Suzie, who appeared at the kitchen door to complain that Bear in the Big Blue House wasn’t on, saved him any further escalation. None of her shows were on. Jo-Jo’s Circus, Little Einsteins, The Wiggles, they had all disappeared off the screen days ago. And every day she grew more upset with their absence. The only TV and radio now available carried Emergency Broadcast System updates, warnings about dangerous acid levels in the rain, information on food and gas rationing, handy hints for post-apocalypse homeowners about fortifying their neighbourhoods and establishing citizens’ watch committees, and pleas for information on ‘saboteurs and subversives’ in the so-called Resistance. None of which impressed the hell out of a little girl who was bored and terrified in about equal measure.

‘I want my shows back, Daddy,’ she said. ‘Can’t you make the army men put them on?’

‘Can’t you watch a video, sweetheart? How about one of the movies I brought back?’

‘I’ve watched them all a million times,’ she complained, in a rising whine. ‘It’s not fair.’

He looked to Barb for help, but she wasn’t giving him an inch. She simply folded her arms and raised one eyebrow. Very much aware that she’d be dealing with this all day, Kip didn’t dare find fault with that response.

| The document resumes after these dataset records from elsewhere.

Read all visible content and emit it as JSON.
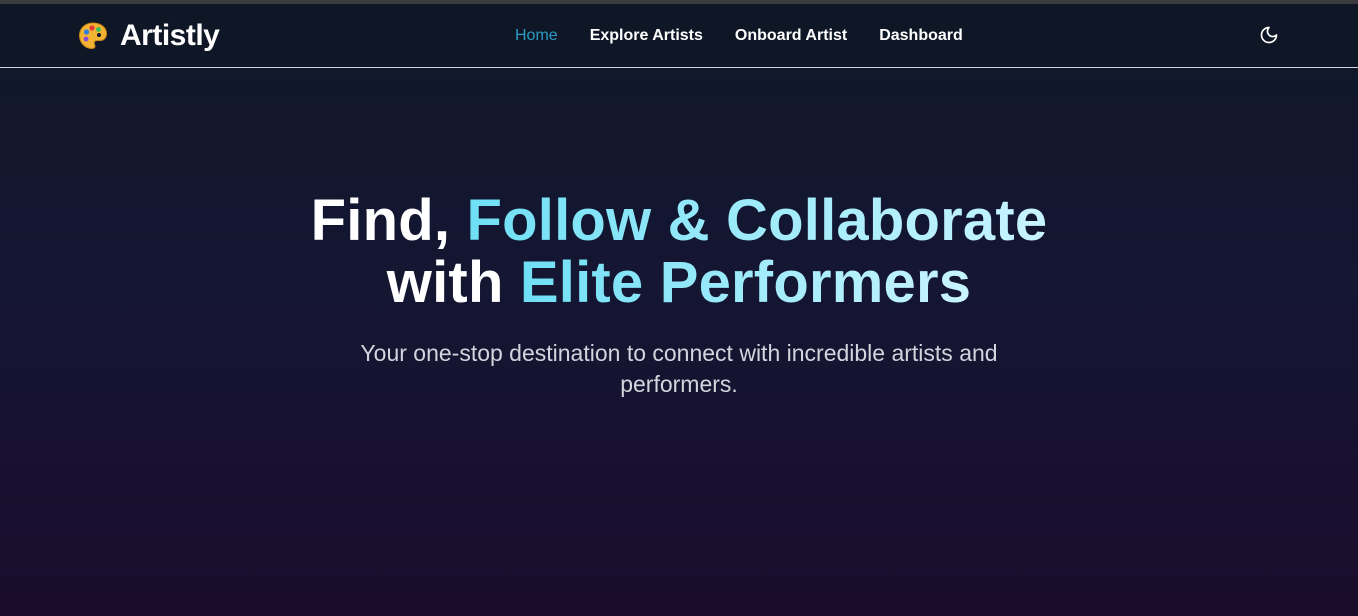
{
  "brand": {
    "name": "Artistly",
    "logo_icon": "artist-palette-icon"
  },
  "nav": {
    "items": [
      {
        "label": "Home",
        "active": true
      },
      {
        "label": "Explore Artists",
        "active": false
      },
      {
        "label": "Onboard Artist",
        "active": false
      },
      {
        "label": "Dashboard",
        "active": false
      }
    ],
    "theme_toggle_icon": "moon-icon"
  },
  "hero": {
    "title_part1": "Find, ",
    "title_part2": "Follow & Collaborate",
    "title_part3": "with ",
    "title_part4": "Elite Performers",
    "subtitle": "Your one-stop destination to connect with incredible artists and performers."
  },
  "colors": {
    "background_top": "#101828",
    "background_bottom": "#1b0c2c",
    "nav_active": "#2b9cc4",
    "hero_accent": "#8ee6f7",
    "subtitle": "#d2d5de"
  }
}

‘Tell you what, princess,’ he said as he dropped down to her level on one knee. ‘I’ve got to get to work, but I promise I will bring home some new videos, ones you haven’t seen yet. Okay?’

‘Can you get Piglet’s Big Movie?’ she asked, suddenly brightening.

‘Sure,’ he replied, without thinking. ‘Piglet’s Big Movie. No problemo.’

He felt, rather than saw, Barb tense up beside him.

‘You run along and get dressed for Mommy, now. And no playing outside yet. Maybe tomorrow.’

‘But D-a-a-a-a-d-d-y…’

‘Maybe tomorrow. No promises.’

As she scampered away he rose to his feet again with a feeling of trepidation.